Pas nécessairement, et ce n'est pas une condition pour agir. L'action en garantie des vices cachés (article 1641 du Code civil) exige seulement que le défaut ait été non apparent et antérieur à la vente, indépendamment de la connaissance du vendeur. En revanche, s'il est établi que le vendeur connaissait le désordre et l'a dissimulé, il devient de mauvaise foi et doit, en plus du remboursement, des dommages et intérêts (article 1645 du Code civil).

Quel délai pour agir après avoir découvert de la mérule ou des termites ?

Deux ans à compter de la découverte du vice, et non de la date d'achat (article 1648 du Code civil). C'est la date à laquelle l'acheteur a eu une connaissance certaine de la nature et de l'ampleur du désordre qui fait courir ce délai, ce qui est souvent établi par le rapport d'un expert ou d'un diagnostiqueur.

Le diagnostic parasitaire obligatoire à la vente protège-t-il vraiment l'acheteur ?
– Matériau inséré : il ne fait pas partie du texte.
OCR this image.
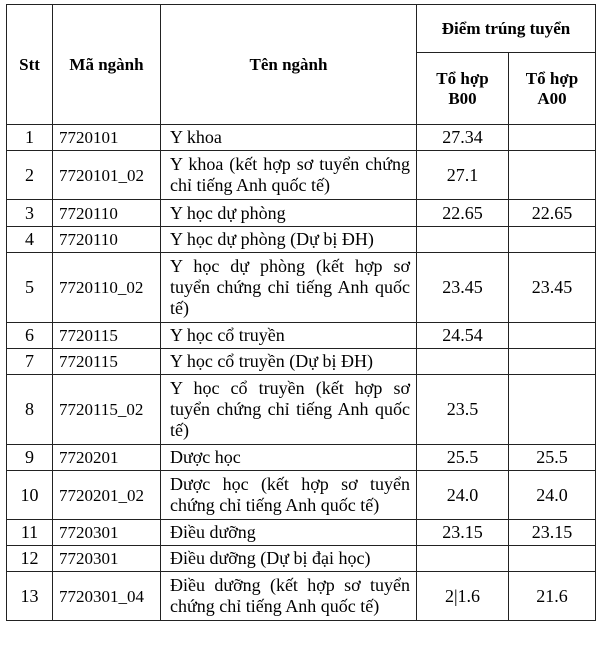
Stt	Mã ngành	Tên ngành	Điểm trúng tuyển	
			Tổ hợp B00	Tổ hợp A00
1	7720101	Y khoa	27.34	
2	7720101_02	Y khoa (kết hợp sơ tuyển chứng chỉ tiếng Anh quốc tế)	27.1	
3	7720110	Y học dự phòng	22.65	22.65
4	7720110	Y học dự phòng (Dự bị ĐH)		
5	7720110_02	Y học dự phòng (kết hợp sơ tuyển chứng chỉ tiếng Anh quốc tế)	23.45	23.45
6	7720115	Y học cổ truyền	24.54	
7	7720115	Y học cổ truyền (Dự bị ĐH)		
8	7720115_02	Y học cổ truyền (kết hợp sơ tuyển chứng chỉ tiếng Anh quốc tế)	23.5	
9	7720201	Dược học	25.5	25.5
10	7720201_02	Dược học (kết hợp sơ tuyển chứng chỉ tiếng Anh quốc tế)	24.0	24.0
11	7720301	Điều dưỡng	23.15	23.15
12	7720301	Điều dưỡng (Dự bị đại học)		
13	7720301_04	Điều dưỡng (kết hợp sơ tuyển chứng chỉ tiếng Anh quốc tế)	2|1.6	21.6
Partiellement, et uniquement dans certaines zones. Un état relatif à la présence de termites est obligatoire à la vente dans les communes couvertes par un arrêté préfectoral, en application de la loi n° 99-471 du 8 juin 1999. Pour la mérule, l'obligation d'information n'existe, depuis la loi ALUR de 2014, que dans les zones délimitées par un arrêté préfectoral spécifique à ce champignon, beaucoup plus rares que les zones termites.